Abstract

Tembilahan is the capital of the Indragiri Hilir regency in Riau and is nicknamed a worship city because of the Islamic influence brought by the ulama from South Borneo. Its community consists of various ethnic groups, such as Banjar, Malay, Buginese, Javanese, Minangkabau, and others, with the majority adherents of Islam. This diversity raises problems regarding the choice of language in the religious setting. This paper examines language choice patterns and the factors that determine the choice of languages. The data are drawn by using document analysis and the introspection method. The ethnography of communication approach was used to analyze the data. It reveals that five languages were used (Indonesian, Arabic, Banjar, Riau Malay Coastal dialect, and Javanese) by applying code-switching and code-mixing, thus forming nine patterns of language choice.
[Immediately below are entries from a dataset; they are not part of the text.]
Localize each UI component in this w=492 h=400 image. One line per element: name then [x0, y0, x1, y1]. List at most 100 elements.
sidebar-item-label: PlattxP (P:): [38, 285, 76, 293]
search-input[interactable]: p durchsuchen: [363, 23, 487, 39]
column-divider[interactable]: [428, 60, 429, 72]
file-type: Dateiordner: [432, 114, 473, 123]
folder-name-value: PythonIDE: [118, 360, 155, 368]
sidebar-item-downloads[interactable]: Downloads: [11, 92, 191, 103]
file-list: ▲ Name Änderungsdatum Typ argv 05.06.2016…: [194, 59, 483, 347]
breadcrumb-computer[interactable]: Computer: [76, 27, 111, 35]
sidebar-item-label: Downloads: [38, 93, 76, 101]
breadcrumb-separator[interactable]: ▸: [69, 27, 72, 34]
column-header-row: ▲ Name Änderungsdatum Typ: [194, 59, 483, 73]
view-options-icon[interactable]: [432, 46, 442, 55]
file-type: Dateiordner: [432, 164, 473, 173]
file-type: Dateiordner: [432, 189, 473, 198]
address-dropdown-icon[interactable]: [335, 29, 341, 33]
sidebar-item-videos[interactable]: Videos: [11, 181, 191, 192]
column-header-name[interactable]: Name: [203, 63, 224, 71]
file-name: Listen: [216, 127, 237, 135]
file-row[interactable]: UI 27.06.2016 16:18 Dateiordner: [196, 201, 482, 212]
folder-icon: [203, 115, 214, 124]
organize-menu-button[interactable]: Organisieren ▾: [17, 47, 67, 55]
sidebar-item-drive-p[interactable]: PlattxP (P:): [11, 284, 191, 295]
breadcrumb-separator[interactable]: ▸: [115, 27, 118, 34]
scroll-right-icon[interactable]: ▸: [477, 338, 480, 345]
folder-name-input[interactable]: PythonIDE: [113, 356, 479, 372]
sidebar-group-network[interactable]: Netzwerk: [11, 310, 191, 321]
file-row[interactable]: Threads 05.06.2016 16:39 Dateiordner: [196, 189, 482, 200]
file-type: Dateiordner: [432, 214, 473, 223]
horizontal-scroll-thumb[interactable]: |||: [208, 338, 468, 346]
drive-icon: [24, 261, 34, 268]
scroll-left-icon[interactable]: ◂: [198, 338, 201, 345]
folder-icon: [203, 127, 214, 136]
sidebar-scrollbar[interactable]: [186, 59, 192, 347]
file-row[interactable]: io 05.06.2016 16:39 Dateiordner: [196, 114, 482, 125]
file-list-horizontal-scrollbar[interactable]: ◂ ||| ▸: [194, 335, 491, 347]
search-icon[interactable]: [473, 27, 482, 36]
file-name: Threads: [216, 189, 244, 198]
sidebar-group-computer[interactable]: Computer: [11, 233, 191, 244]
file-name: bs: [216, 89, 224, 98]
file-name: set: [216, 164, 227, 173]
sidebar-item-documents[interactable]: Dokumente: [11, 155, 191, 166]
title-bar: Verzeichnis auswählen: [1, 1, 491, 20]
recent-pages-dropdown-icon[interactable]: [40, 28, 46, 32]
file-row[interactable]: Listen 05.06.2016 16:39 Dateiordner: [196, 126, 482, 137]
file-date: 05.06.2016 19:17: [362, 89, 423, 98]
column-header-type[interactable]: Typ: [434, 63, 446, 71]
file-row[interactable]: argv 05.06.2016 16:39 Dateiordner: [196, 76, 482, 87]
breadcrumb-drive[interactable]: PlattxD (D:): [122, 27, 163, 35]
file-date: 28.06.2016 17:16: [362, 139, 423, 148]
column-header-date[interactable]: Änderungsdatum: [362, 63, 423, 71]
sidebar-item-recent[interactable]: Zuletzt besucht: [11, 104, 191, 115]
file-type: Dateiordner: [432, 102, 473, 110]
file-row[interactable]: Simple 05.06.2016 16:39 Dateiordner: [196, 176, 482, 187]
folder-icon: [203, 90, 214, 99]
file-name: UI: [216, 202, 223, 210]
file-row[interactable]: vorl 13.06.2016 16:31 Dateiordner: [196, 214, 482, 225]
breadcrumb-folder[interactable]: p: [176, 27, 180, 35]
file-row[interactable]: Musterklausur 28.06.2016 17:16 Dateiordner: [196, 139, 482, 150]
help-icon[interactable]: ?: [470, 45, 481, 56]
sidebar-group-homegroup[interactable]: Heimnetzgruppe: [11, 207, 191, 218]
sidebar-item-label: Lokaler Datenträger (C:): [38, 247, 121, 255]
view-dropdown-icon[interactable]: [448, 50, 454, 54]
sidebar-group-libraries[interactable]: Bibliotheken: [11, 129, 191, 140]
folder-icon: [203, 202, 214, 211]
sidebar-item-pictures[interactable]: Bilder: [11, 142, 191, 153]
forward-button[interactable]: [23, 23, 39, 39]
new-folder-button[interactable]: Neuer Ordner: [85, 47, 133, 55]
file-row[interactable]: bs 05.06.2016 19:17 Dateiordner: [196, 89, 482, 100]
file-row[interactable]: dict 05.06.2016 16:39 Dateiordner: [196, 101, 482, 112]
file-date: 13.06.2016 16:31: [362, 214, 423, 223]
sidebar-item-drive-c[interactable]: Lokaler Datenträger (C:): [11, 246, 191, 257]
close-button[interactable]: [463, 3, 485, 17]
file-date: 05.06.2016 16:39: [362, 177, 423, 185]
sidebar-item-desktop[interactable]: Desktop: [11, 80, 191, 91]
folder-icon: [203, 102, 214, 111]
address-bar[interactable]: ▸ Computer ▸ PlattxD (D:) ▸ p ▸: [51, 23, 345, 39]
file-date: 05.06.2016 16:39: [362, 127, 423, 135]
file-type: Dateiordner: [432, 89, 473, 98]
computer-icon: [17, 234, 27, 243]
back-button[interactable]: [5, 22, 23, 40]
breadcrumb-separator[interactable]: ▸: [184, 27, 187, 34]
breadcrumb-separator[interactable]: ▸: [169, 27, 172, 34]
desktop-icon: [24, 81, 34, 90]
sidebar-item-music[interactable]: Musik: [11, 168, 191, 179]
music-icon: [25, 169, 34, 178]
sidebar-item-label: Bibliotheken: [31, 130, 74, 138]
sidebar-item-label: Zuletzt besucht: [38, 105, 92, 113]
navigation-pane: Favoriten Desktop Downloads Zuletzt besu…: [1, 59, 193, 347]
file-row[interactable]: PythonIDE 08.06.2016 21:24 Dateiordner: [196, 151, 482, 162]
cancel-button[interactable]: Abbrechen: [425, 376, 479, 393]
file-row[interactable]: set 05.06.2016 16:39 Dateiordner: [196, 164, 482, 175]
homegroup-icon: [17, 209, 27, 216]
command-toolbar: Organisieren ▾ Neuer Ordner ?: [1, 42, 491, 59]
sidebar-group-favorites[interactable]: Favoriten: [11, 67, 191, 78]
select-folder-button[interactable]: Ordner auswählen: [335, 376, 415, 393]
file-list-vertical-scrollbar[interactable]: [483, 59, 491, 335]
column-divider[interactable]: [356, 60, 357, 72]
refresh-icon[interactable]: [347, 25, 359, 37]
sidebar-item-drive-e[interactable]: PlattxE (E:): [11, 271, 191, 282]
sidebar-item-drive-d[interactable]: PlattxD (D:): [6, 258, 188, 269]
The factors that determine the choice of those languages are ethnic and language background, the speaker's language competence, the speech's situation, and the speaker's purposes. The purposes of language choice are to emphasize, teach, respect, give an example, pray, quote Al-Quran and Hadith, praise Allah, quote others' statements, and humour. The conclusion is Banjar language is used as the dominant language. Even though there is still no found language use with a single variation in the Islamic sermons in Tembilahan, it shows that the Tembilahan community is classified as a multilingual society that can use more than one language.